In 2005, a book called “Project Russia,” by unnamed authors, appeared on the website of a state-security veterans organization in St. Petersburg. The book describes the role that KGB veterans played in selecting and molding the aggressive young entrepreneurs who by the mid-1990s had come to be known as the Russian oligarchs.

The book claims that the emerging siloviki viewed privatization as a temporary process from the outset and, therefore, took pains to select new owners whose main trait was not their managerial genius but their controllability. “Project Russia” refers to them dismissively as “toy oligarchs.” Although the siloviki tried to eliminate people with “large-scale thinking and political ambitions,” some of the finalists did “cross the line.” “But today all these ‘politicians’ have either fled the country, are serving time, or died under obscure circumstances,” the book declares.

The dispossession of the oligarchs has accelerated the shift of power in Russia toward the siloviki, and the remaining so-called oligarchs are notable primarily for their docility. Kremlin-friendly billionaire Oleg Deripaska recently affirmed that he is ready to “return” all his assets to the state at a moment’s notice, and he and fellow billionaire Roman Abramovich fall all over themselves to make generous donations to Kremlin-backed projects like the 2014 Winter Olympics in Sochi. “Kommersant-Dengi” this month published an impressive list of the industrial and financial enterprises that have been renationalized since 2002.

But the property of the oligarchs was never the end goal of the siloviki effort. They are seeking total, state control of the national economy. A distinguishing characteristic of the siloviki — unlike the old oligarchs — is that, with very few exceptions, there are no billionaires among them. They are content to control property rather than own it, and prefer to exercise that control from the boardrooms of state megacorporations that dominate major sectors of the economy and that are tied together in an informal network. They envision a corporate state.

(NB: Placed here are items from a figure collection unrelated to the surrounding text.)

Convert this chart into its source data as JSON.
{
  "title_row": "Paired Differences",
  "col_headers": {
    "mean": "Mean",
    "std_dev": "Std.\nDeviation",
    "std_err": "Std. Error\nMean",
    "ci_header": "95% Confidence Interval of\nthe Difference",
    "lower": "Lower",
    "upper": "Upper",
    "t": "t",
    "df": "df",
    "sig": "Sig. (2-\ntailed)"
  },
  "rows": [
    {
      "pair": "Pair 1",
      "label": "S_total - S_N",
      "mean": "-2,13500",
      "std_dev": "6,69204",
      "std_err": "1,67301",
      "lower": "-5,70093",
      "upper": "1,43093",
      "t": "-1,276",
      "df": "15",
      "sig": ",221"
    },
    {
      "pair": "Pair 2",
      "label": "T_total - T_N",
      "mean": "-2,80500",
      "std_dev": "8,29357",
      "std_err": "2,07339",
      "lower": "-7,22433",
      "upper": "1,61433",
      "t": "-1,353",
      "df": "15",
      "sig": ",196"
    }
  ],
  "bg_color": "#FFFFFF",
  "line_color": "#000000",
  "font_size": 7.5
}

Many Western analysts resist applying the term “corporate state” to Russia because of its associations with Italy under Benito Mussilini, Spain under Francisco Franco, and Portugal under Antonio Salazar. Russian analysts, politicians, and officials, however, use the term freely. Central Election Commission Chairman Aleksei Churov told NTV on August 31, for example, that Russia has formed “a corporate state.” “We have a state corporation and we are electing the top management of our state corporation,” he said.

It remains unclear how far the siloviki intend to and will be able to carry out this reform vision. But Kalashnikov’s “Forward To The USSR-2” gives one ominous vision:

“It is a clandestine state, operating covertly under a seal of secrecy. It is invisible to the West and the majority of Russia. It is a hybrid of the special services, a nearly religious order (a group of people who passionately want to create a Russian miracle), a network of high-technology projects, financial-investment structures, and a web of propaganda…. Figures from this secret state say where to invest money. They choose projects and technologies. They direct investments and plan operations to take over whole branches of industry both on the territory of the late USSR-1 and right up to Europe and the United States. A transnational business network is being built — the USSR-2.”